Planning and Conducting Simulation Studies in R (Part 2)

Carolin Strobl & Mirka Henninger


Half day short course (2:00pm – 5:00pm)

Short Course #3 ​

In the second part of this course, we will go through a potpourri of techniques for programming simulations in R more efficiently. In particular, we will discuss examples of what makes R code slow and fast, how to catch seldomly occurring errors through reproducibility, how to speed up simulations by means of parallelization and what needs to be taken into account for reproducible random number generation in R in general and particularly in parallelized code. In the end we will give a short outlook on other helpful work habits, such as using reproducible reports or Shiny Apps for presenting the results, how to work on Linux servers and why and how to use version control with git.
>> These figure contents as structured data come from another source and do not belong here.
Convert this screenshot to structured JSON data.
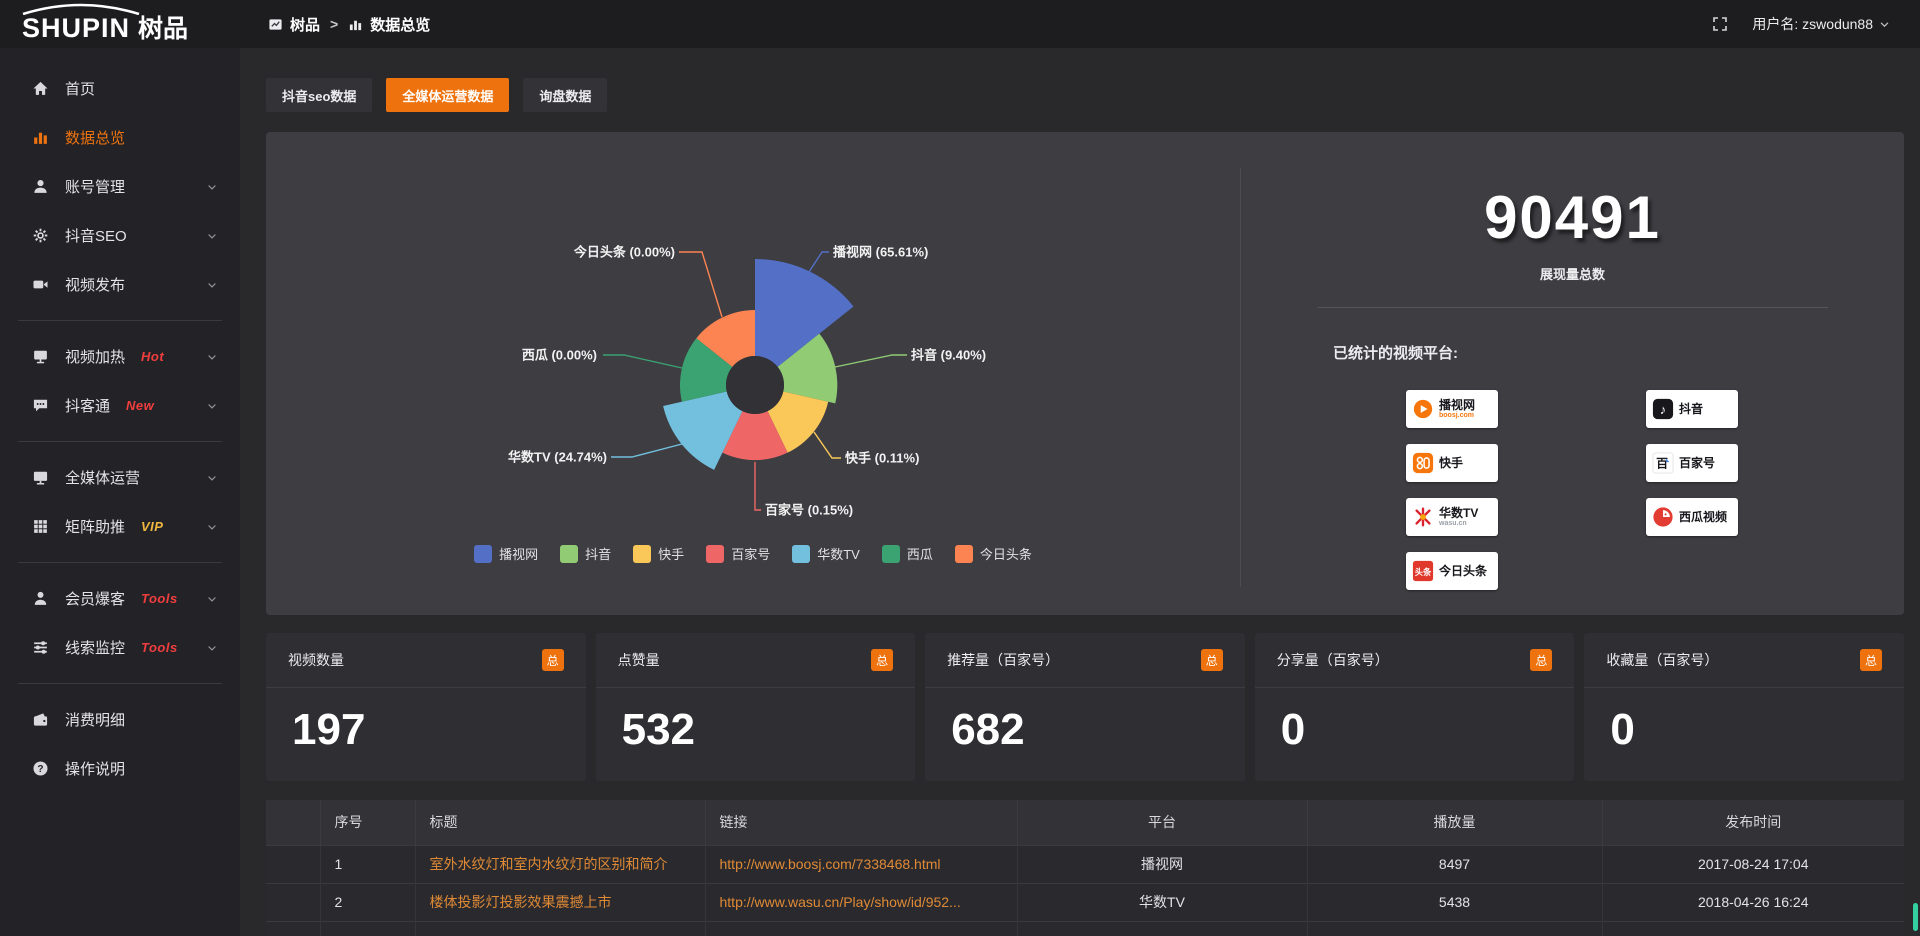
{
  "topbar": {
    "logo_en": "SHUPIN",
    "logo_cn": "树品",
    "breadcrumb": [
      {
        "icon": "board-icon",
        "label": "树品"
      },
      {
        "icon": "bar-chart-icon",
        "label": "数据总览"
      }
    ],
    "breadcrumb_separator": ">",
    "username": "用户名: zswodun88"
  },
  "sidebar": {
    "items": [
      {
        "icon": "home",
        "label": "首页"
      },
      {
        "icon": "chart",
        "label": "数据总览",
        "active": true
      },
      {
        "icon": "user",
        "label": "账号管理",
        "chevron": true
      },
      {
        "icon": "gear",
        "label": "抖音SEO",
        "chevron": true
      },
      {
        "icon": "video",
        "label": "视频发布",
        "chevron": true,
        "divider_after": true
      },
      {
        "icon": "screen",
        "label": "视频加热",
        "badge": "Hot",
        "badge_color": "#f03e3e",
        "chevron": true
      },
      {
        "icon": "chat",
        "label": "抖客通",
        "badge": "New",
        "badge_color": "#f03e3e",
        "chevron": true,
        "divider_after": true
      },
      {
        "icon": "monitor",
        "label": "全媒体运营",
        "chevron": true
      },
      {
        "icon": "grid",
        "label": "矩阵助推",
        "badge": "VIP",
        "badge_color": "#f0b840",
        "chevron": true,
        "divider_after": true
      },
      {
        "icon": "person",
        "label": "会员爆客",
        "badge": "Tools",
        "badge_color": "#f03e3e",
        "chevron": true
      },
      {
        "icon": "sliders",
        "label": "线索监控",
        "badge": "Tools",
        "badge_color": "#f03e3e",
        "chevron": true,
        "divider_after": true
      },
      {
        "icon": "wallet",
        "label": "消费明细"
      },
      {
        "icon": "help",
        "label": "操作说明"
      }
    ]
  },
  "tabs": [
    {
      "label": "抖音seo数据",
      "active": false
    },
    {
      "label": "全媒体运营数据",
      "active": true
    },
    {
      "label": "询盘数据",
      "active": false
    }
  ],
  "chart_data": {
    "type": "pie",
    "style": "nightingale-rose",
    "categories": [
      "播视网",
      "抖音",
      "快手",
      "百家号",
      "华数TV",
      "西瓜",
      "今日头条"
    ],
    "values_percent": [
      65.61,
      9.4,
      0.11,
      0.15,
      24.74,
      0.0,
      0.0
    ],
    "colors": [
      "#5470c6",
      "#91cc75",
      "#fac858",
      "#ee6666",
      "#73c0de",
      "#3ba272",
      "#fc8452"
    ],
    "legend_position": "bottom",
    "inner_radius": 29,
    "base_outer_radius": 75,
    "max_outer_radius": 126
  },
  "summary": {
    "total_value": "90491",
    "total_label": "展现量总数",
    "platforms_label": "已统计的视频平台:",
    "badge_columns": {
      "left": [
        {
          "icon": "boosj",
          "name": "播视网",
          "sub": "boosj.com",
          "sub_color": "#f7760c"
        },
        {
          "icon": "kuaishou",
          "name": "快手",
          "sub": ""
        },
        {
          "icon": "wasu",
          "name": "华数TV",
          "sub": "wasu.cn",
          "sub_color": "#9aa0a6"
        },
        {
          "icon": "toutiao",
          "name": "今日头条",
          "sub": ""
        }
      ],
      "right": [
        {
          "icon": "douyin",
          "name": "抖音",
          "sub": ""
        },
        {
          "icon": "baijiahao",
          "name": "百家号",
          "sub": ""
        },
        {
          "icon": "xigua",
          "name": "西瓜视频",
          "sub": ""
        }
      ]
    }
  },
  "stat_cards": [
    {
      "title": "视频数量",
      "badge": "总",
      "value": "197"
    },
    {
      "title": "点赞量",
      "badge": "总",
      "value": "532"
    },
    {
      "title": "推荐量（百家号）",
      "badge": "总",
      "value": "682"
    },
    {
      "title": "分享量（百家号）",
      "badge": "总",
      "value": "0"
    },
    {
      "title": "收藏量（百家号）",
      "badge": "总",
      "value": "0"
    }
  ],
  "table": {
    "headers": [
      "序号",
      "标题",
      "链接",
      "平台",
      "播放量",
      "发布时间"
    ],
    "rows": [
      {
        "index": "1",
        "title": "室外水纹灯和室内水纹灯的区别和简介",
        "link": "http://www.boosj.com/7338468.html",
        "platform": "播视网",
        "plays": "8497",
        "time": "2017-08-24 17:04"
      },
      {
        "index": "2",
        "title": "楼体投影灯投影效果震撼上市",
        "link": "http://www.wasu.cn/Play/show/id/952...",
        "platform": "华数TV",
        "plays": "5438",
        "time": "2018-04-26 16:24"
      },
      {
        "index": "",
        "title": "",
        "link": "",
        "platform": "",
        "plays": "",
        "time": ""
      }
    ]
  }
}
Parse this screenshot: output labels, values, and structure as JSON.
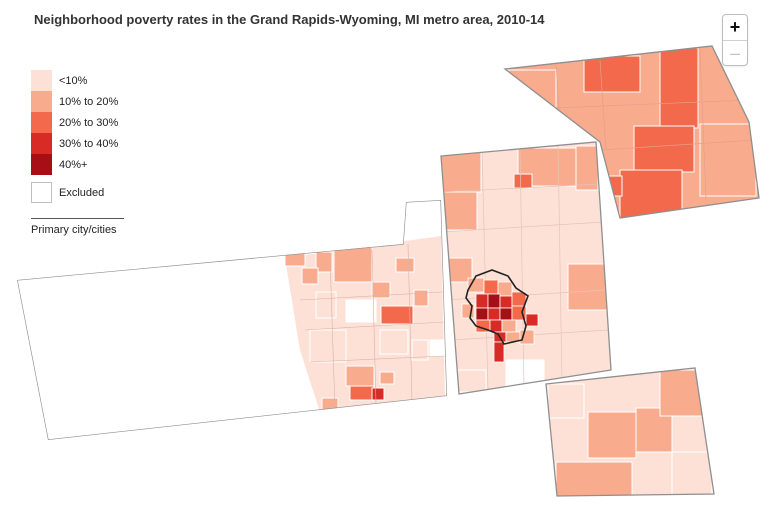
{
  "title": "Neighborhood poverty rates in the Grand Rapids-Wyoming, MI metro area, 2010-14",
  "zoom": {
    "in_label": "+",
    "out_label": "–"
  },
  "legend": {
    "items": [
      {
        "label": "<10%",
        "color": "#fde0d6"
      },
      {
        "label": "10% to 20%",
        "color": "#f9ab8e"
      },
      {
        "label": "20% to 30%",
        "color": "#f26a4b"
      },
      {
        "label": "30% to 40%",
        "color": "#d92b26"
      },
      {
        "label": "40%+",
        "color": "#a50f15"
      }
    ],
    "excluded_label": "Excluded",
    "primary_label": "Primary city/cities"
  },
  "colors": {
    "excluded": "#ffffff",
    "county_border": "#8f8f8f",
    "tract_border": "#ffffff",
    "city_outline": "#222222"
  }
}
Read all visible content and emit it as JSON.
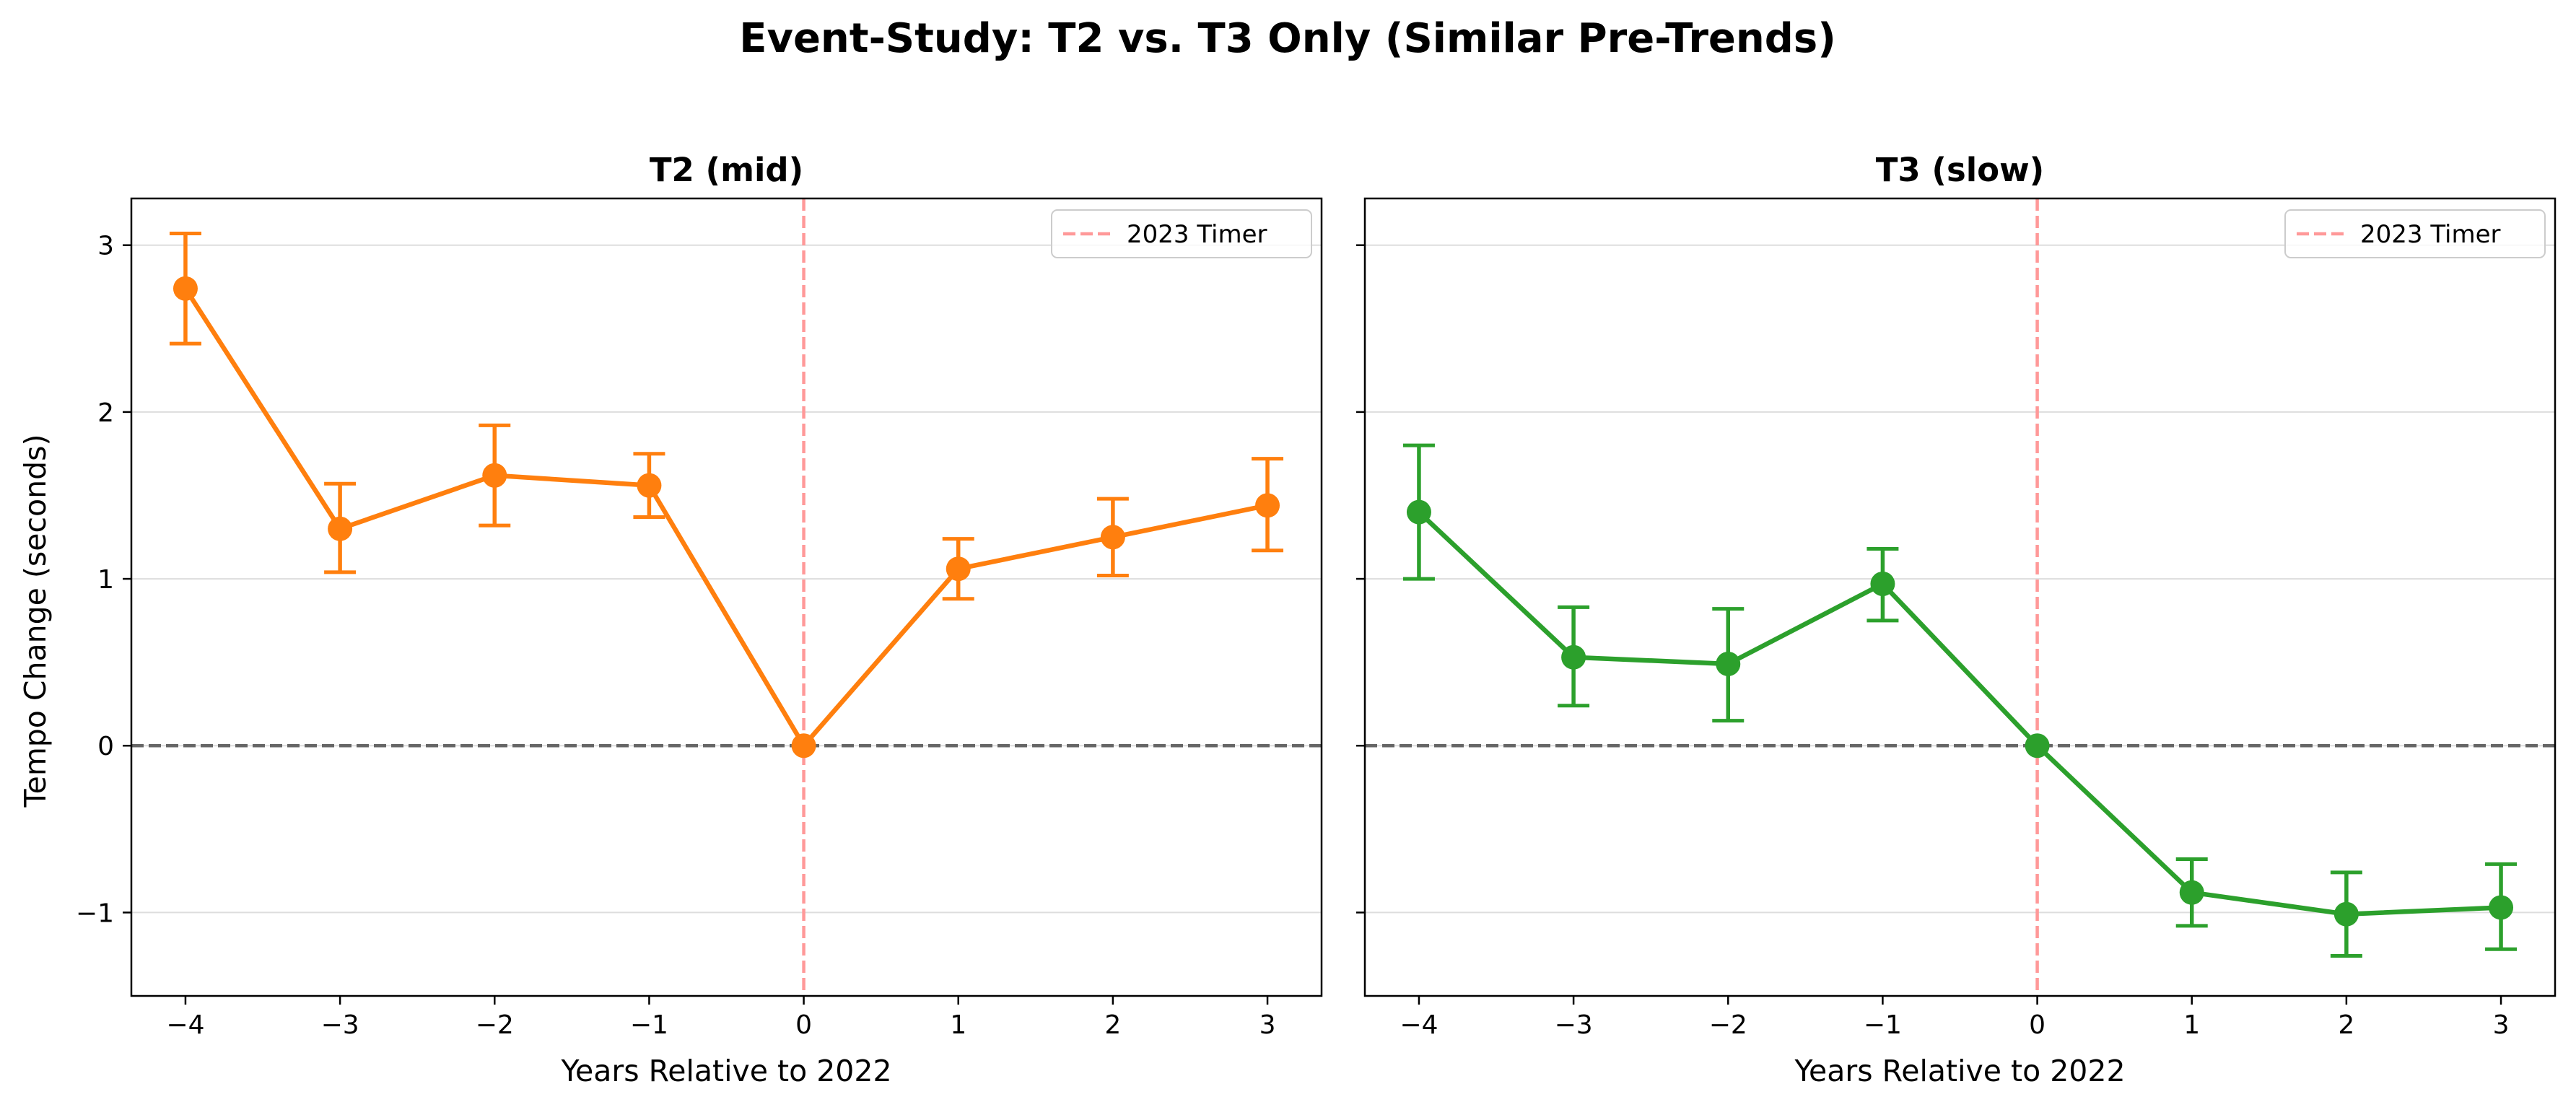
{
  "figure": {
    "title": "Event-Study: T2 vs. T3 Only (Similar Pre-Trends)"
  },
  "style": {
    "reference_line_color": "#ff9999",
    "zero_line_color": "#666666",
    "grid_color": "#dddddd"
  },
  "chart_data": [
    {
      "type": "line",
      "title": "T2 (mid)",
      "xlabel": "Years Relative to 2022",
      "ylabel": "Tempo Change (seconds)",
      "xlim": [
        -4.35,
        3.35
      ],
      "ylim": [
        -1.5,
        3.28
      ],
      "xticks": [
        -4,
        -3,
        -2,
        -1,
        0,
        1,
        2,
        3
      ],
      "yticks": [
        -1,
        0,
        1,
        2,
        3
      ],
      "grid": "horizontal",
      "color": "#ff7f0e",
      "x": [
        -4,
        -3,
        -2,
        -1,
        0,
        1,
        2,
        3
      ],
      "y": [
        2.74,
        1.3,
        1.62,
        1.56,
        0.0,
        1.06,
        1.25,
        1.44
      ],
      "ci_low": [
        2.41,
        1.04,
        1.32,
        1.37,
        0.0,
        0.88,
        1.02,
        1.17
      ],
      "ci_high": [
        3.07,
        1.57,
        1.92,
        1.75,
        0.0,
        1.24,
        1.48,
        1.72
      ],
      "reference_line": {
        "x": 0,
        "label": "2023 Timer"
      },
      "zero_line": {
        "y": 0
      },
      "legend_position": "top-right"
    },
    {
      "type": "line",
      "title": "T3 (slow)",
      "xlabel": "Years Relative to 2022",
      "ylabel": "",
      "xlim": [
        -4.35,
        3.35
      ],
      "ylim": [
        -1.5,
        3.28
      ],
      "xticks": [
        -4,
        -3,
        -2,
        -1,
        0,
        1,
        2,
        3
      ],
      "yticks": [
        -1,
        0,
        1,
        2,
        3
      ],
      "grid": "horizontal",
      "color": "#2ca02c",
      "x": [
        -4,
        -3,
        -2,
        -1,
        0,
        1,
        2,
        3
      ],
      "y": [
        1.4,
        0.53,
        0.49,
        0.97,
        0.0,
        -0.88,
        -1.01,
        -0.97
      ],
      "ci_low": [
        1.0,
        0.24,
        0.15,
        0.75,
        0.0,
        -1.08,
        -1.26,
        -1.22
      ],
      "ci_high": [
        1.8,
        0.83,
        0.82,
        1.18,
        0.0,
        -0.68,
        -0.76,
        -0.71
      ],
      "reference_line": {
        "x": 0,
        "label": "2023 Timer"
      },
      "zero_line": {
        "y": 0
      },
      "legend_position": "top-right"
    }
  ]
}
The course will consist of a mix of slide presentations and hands-on exercises in R. The participants bring their own laptops with R (and if they like RStudio) installed. During the exercises, the instructors will walk around and help the participants working on their own laptops.

Intended Audience

The intended audience of the second part of the course is undergraduate and graduate students, faculty and researchers who already have some experience with simulations in R (or have attended the first part of the course in the morning) and would like to learn or review a few helpful tricks.

About the instructors

Carolin Strobl

 Carolin Strobl is a professor for Psychological Methods at the University of Zurich, Switzerland, with a background in psychology and statistics. Her group has contributed to several software packages related to machine learning and psychometrics in the free, open source software R. She has conducted various simulation studies over the years and has extensive expertise in teaching statistics and machine learning using R across various academic levels. This year, Carolin and her team will also publish a textbook on conducting simulation studies in R.

Mirka Henninger

 Mirka Henninger is an assistant professor for Statistics & Data Science at the University of Basel, Switzerland. Her background is in psychology, and her research is grounded at the intersection of psychometrics, machine learning, and multilevel modelling. Herein, she has conducted many simulation studies, and has been teaching statistics together R as a software tool for data analysis and programming at various academic levels. Mirka is also part of the team around Carolin publishing a textbook on how to plan and realize simulation studies in R.